Just  11,21% of the primary schools in this area of Spain have to educate half of the total immigrant students,this means a great number of immigrant students in a few schools which makes  the appearance of ghettos more likely to happen. Some remedies proposed by the Parents Associations to avoid this situation are:

 1. Eliminating religion as a subject from the schools to make possible children from different cultural backgrounds to share a common classroom.

 2. Forcing the private schools that receive public funds to accept students from different cultural backgrounds and face the issues related to immigrants students  in order to share the burden in an equitative way. At the moment most of the Basque young students who apply to these schools do not share their classrooms with immigrants because those schools do not accept them .

 3. Universalize the so called “ D model”  which focusses on the use of the Basque  language in the classroom.

In Alava,one of the three provinces of our autonomous community,whose capital city is Vitoria-Gasteiz ,  in four public schools eight out of ten students are immigrants while in twenty other schools immigrants occupy a ratio higher than the 30%. Most parents from state schools think that all schools that receive public money should accept immigrants .If parents want their children to belong to a special “elite” they should pay for a 100 % private school which does not receive any public funds .

Another important social issue to deal with in the Basque Country is the gypsy communities as they have their own language,traditions and customs . The gypsies came to Spain 500 years ago from India, Pakistan, and Sri Lanka. Nowadays there are over a million gypsies in Spain from which twenty thousand live in the Basque Country. According to the testimony of a  member of the FSG (Gipsy Secretary Foundation) interviewed by a local newspaper  the situation of this etnia is “getting better” in the Basque Country  although prejudices related to the general belief of “ their specifically  problematic behaviour” are still common . Sadly this statement is valid for the whole Spanish state not just the Basque Country. In 1989 a gypsy association called Kale Dor Kayiko (gypsies of the morning) was founded in Bilbao(capital city of one of the provinces of our autonomous region). Some of its goals are gender equality, integration of the etnia in the society, educate, spread awareness and debate about topics such as the social participation of the gypsies in the Basque Country. During 1995 and 1996 this association worked together with The Academy of Basque Language in a research about a linguistic phenomenon called “Erromintxela”. “Erromintxela” is the mixture of both Basque and  the Romani( the native language of the gypsies).
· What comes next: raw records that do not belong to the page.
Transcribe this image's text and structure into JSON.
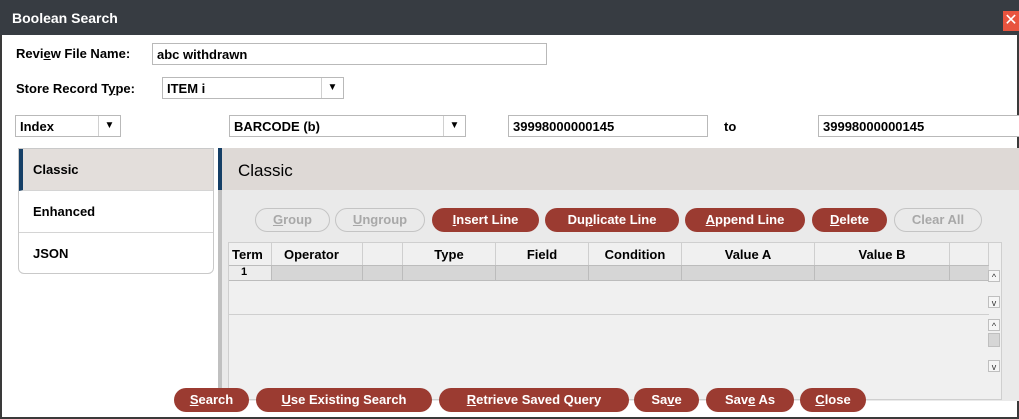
{
  "window": {
    "title": "Boolean Search",
    "close_glyph": "✕"
  },
  "review_file": {
    "label_prefix": "Revi",
    "label_mnemonic": "e",
    "label_suffix": "w File Name:",
    "value": "abc withdrawn"
  },
  "store_record": {
    "label_prefix": "Store Record T",
    "label_mnemonic": "y",
    "label_suffix": "pe:",
    "value": "ITEM i"
  },
  "index_select": {
    "value": "Index"
  },
  "field_select": {
    "value": "BARCODE  (b)"
  },
  "range": {
    "from": "39998000000145",
    "to_label": "to",
    "to": "39998000000145"
  },
  "tabs": [
    {
      "label": "Classic",
      "active": true
    },
    {
      "label": "Enhanced",
      "active": false
    },
    {
      "label": "JSON",
      "active": false
    }
  ],
  "panel": {
    "title": "Classic"
  },
  "toolbar": {
    "group": {
      "mn": "G",
      "rest": "roup"
    },
    "ungroup": {
      "mn": "U",
      "rest": "ngroup"
    },
    "insert": {
      "mn": "I",
      "rest": "nsert Line"
    },
    "duplicate": {
      "pre": "Du",
      "mn": "p",
      "rest": "licate Line"
    },
    "append": {
      "mn": "A",
      "rest": "ppend Line"
    },
    "delete": {
      "mn": "D",
      "rest": "elete"
    },
    "clear": {
      "label": "Clear All"
    }
  },
  "grid": {
    "columns": [
      "Term",
      "Operator",
      "Type",
      "Field",
      "Condition",
      "Value A",
      "Value B"
    ],
    "rows": [
      {
        "term": "1"
      }
    ]
  },
  "footer": {
    "search": {
      "mn": "S",
      "rest": "earch"
    },
    "use_existing": {
      "mn": "U",
      "rest": "se Existing Search"
    },
    "retrieve": {
      "mn": "R",
      "rest": "etrieve Saved Query"
    },
    "save": {
      "pre": "Sa",
      "mn": "v",
      "rest": "e"
    },
    "save_as": {
      "pre": "Sav",
      "mn": "e",
      "rest": " As"
    },
    "close": {
      "mn": "C",
      "rest": "lose"
    }
  },
  "colors": {
    "accent": "#9b3b31",
    "titlebar": "#373c42",
    "tab_marker": "#153f66"
  },
  "icons": {
    "dropdown": "▼",
    "scroll_up": "^",
    "scroll_down": "v"
  }
}
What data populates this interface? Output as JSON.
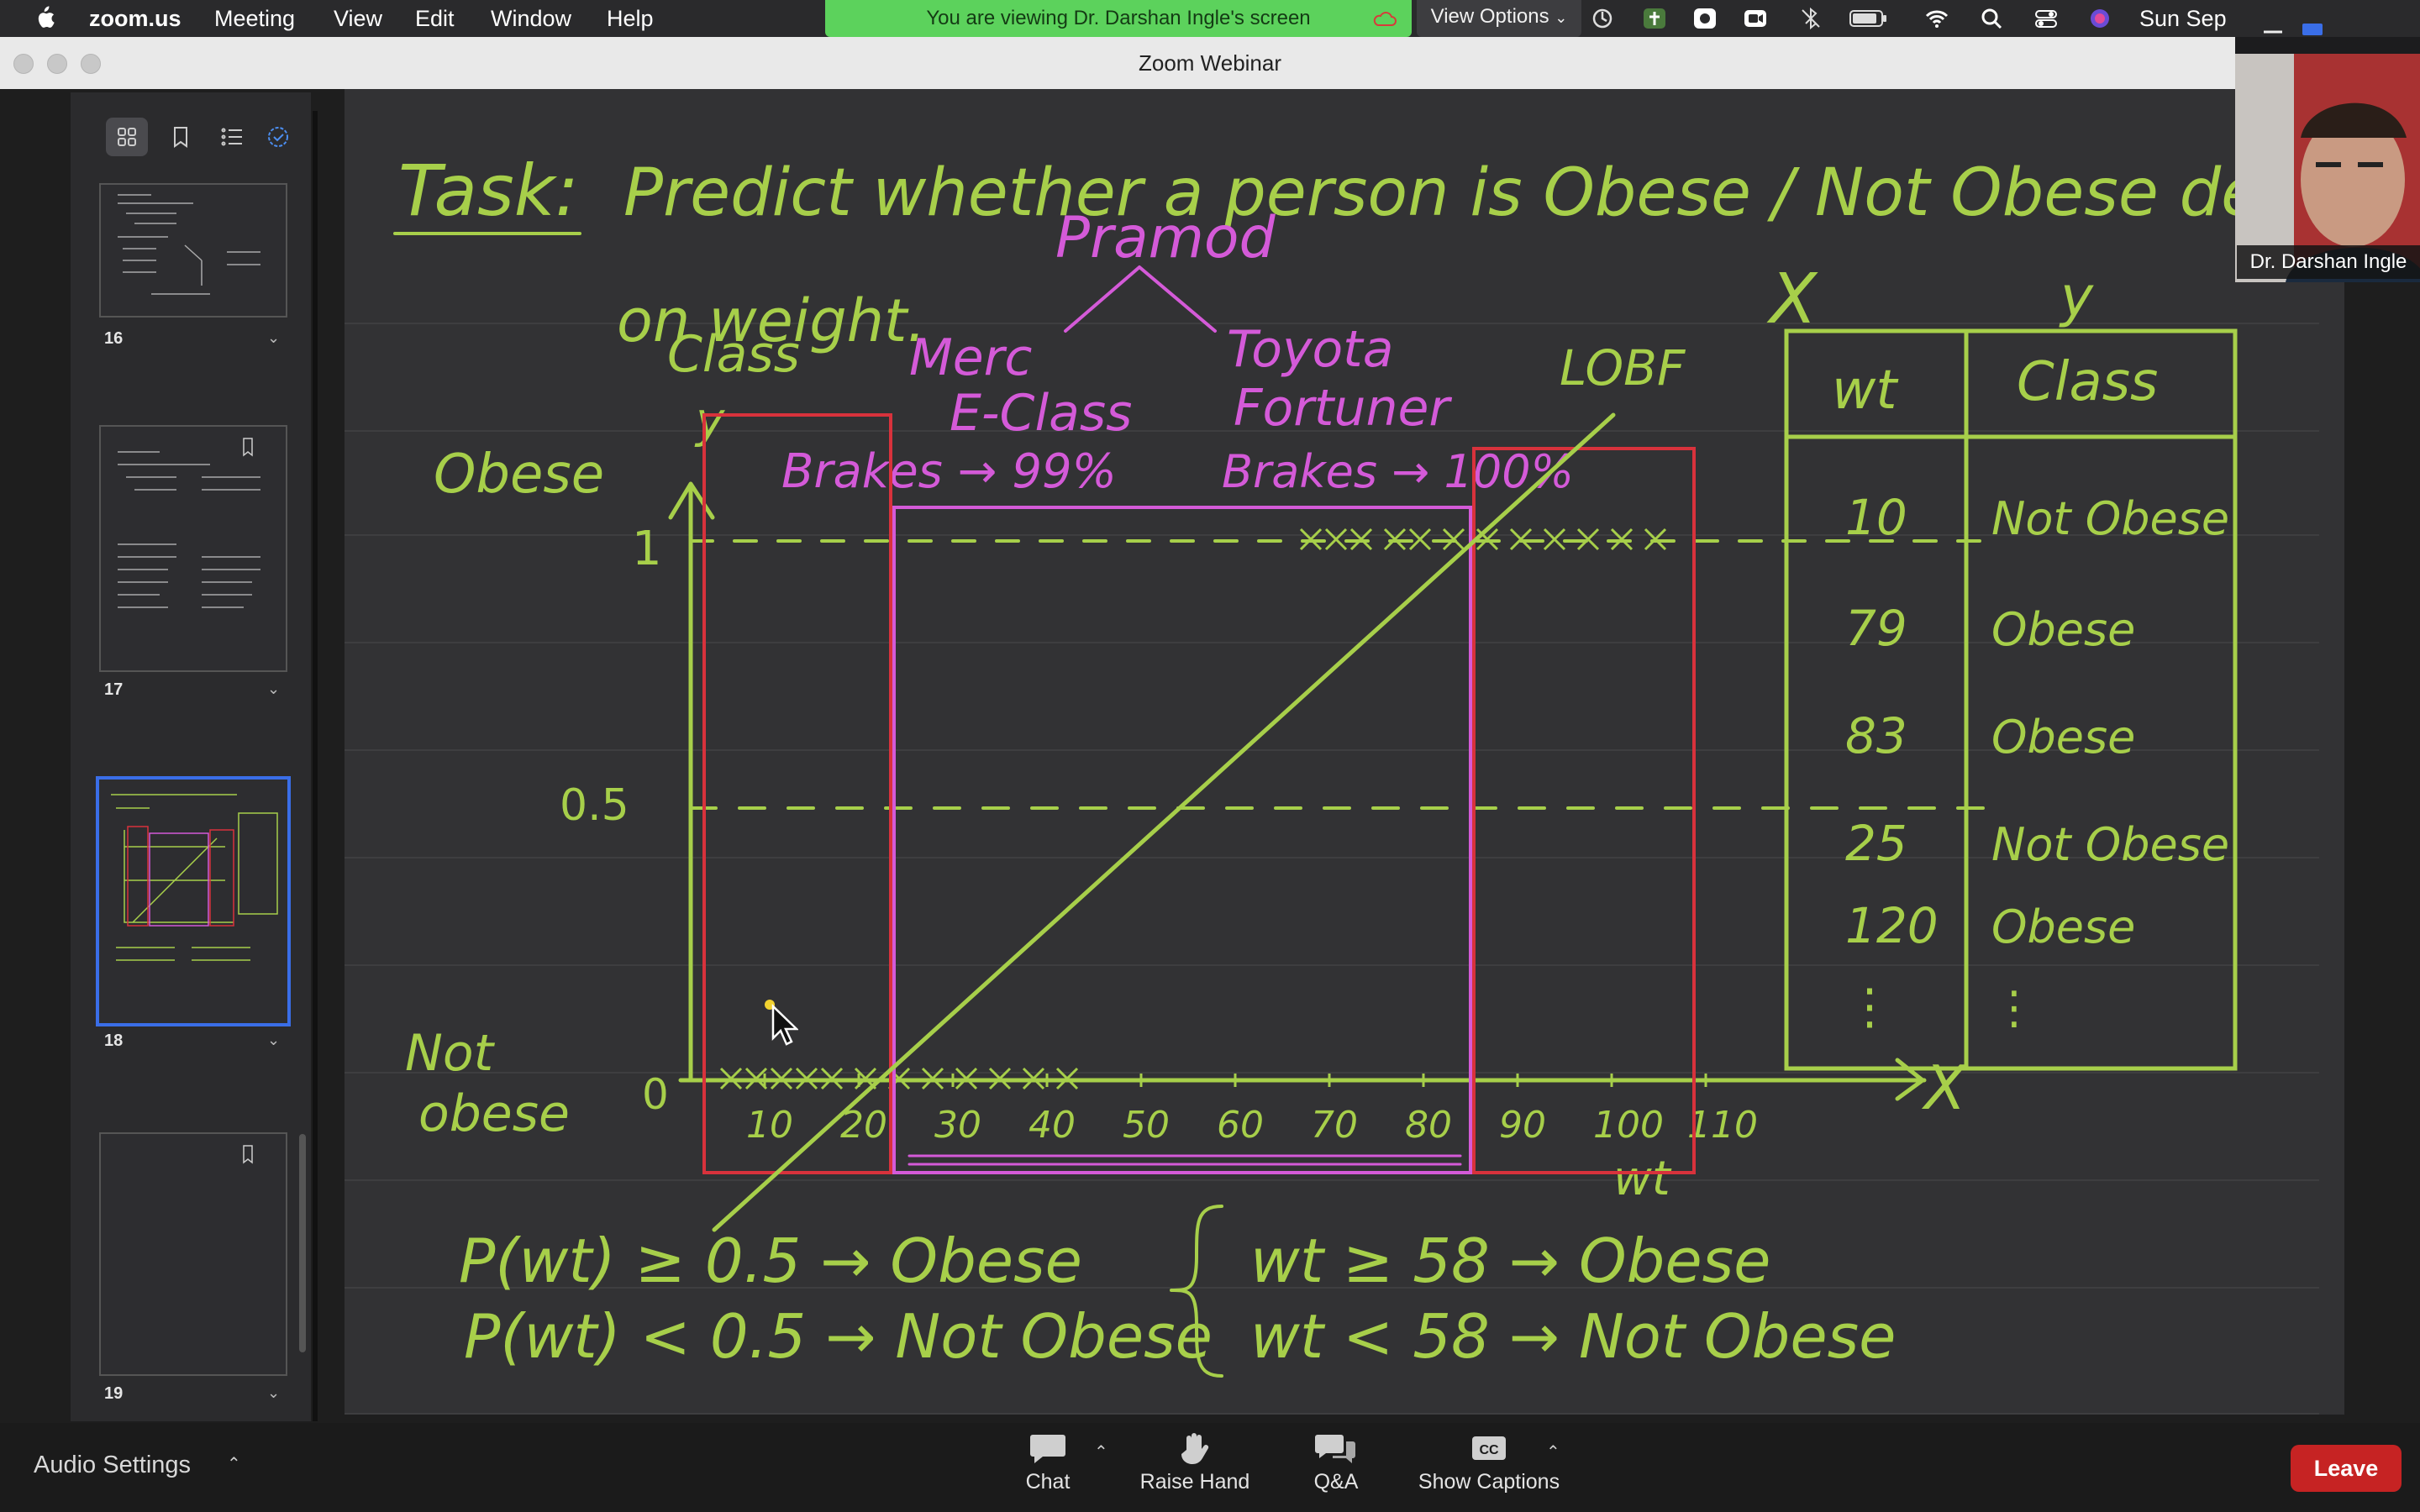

This investigation did not reach its end due to lack of interest by the local government,it is important to mention that a lot of Basque people are not aware of  the gypsy community in our land and they are “invisible” to most native people.As one spokeperson of the association said “not finishing the project on erromintxela is a case of cultural terrorism against the cultural patrimony of the Basque and locally born Romani people”.

A good way to avoid the social exclusion  of young people born in gypsy communities could be to start making this communities “visible” for all the people but not only as a source of social issues but as an ethnic group part of the whole Basque society .

In conclusion, diversity education plays a vital role at the time of avoiding the appearance of ghettos ,it would potentially promote tolerance of other cultures in a country in its long run and would also  help the social inclusion of most members of the  society.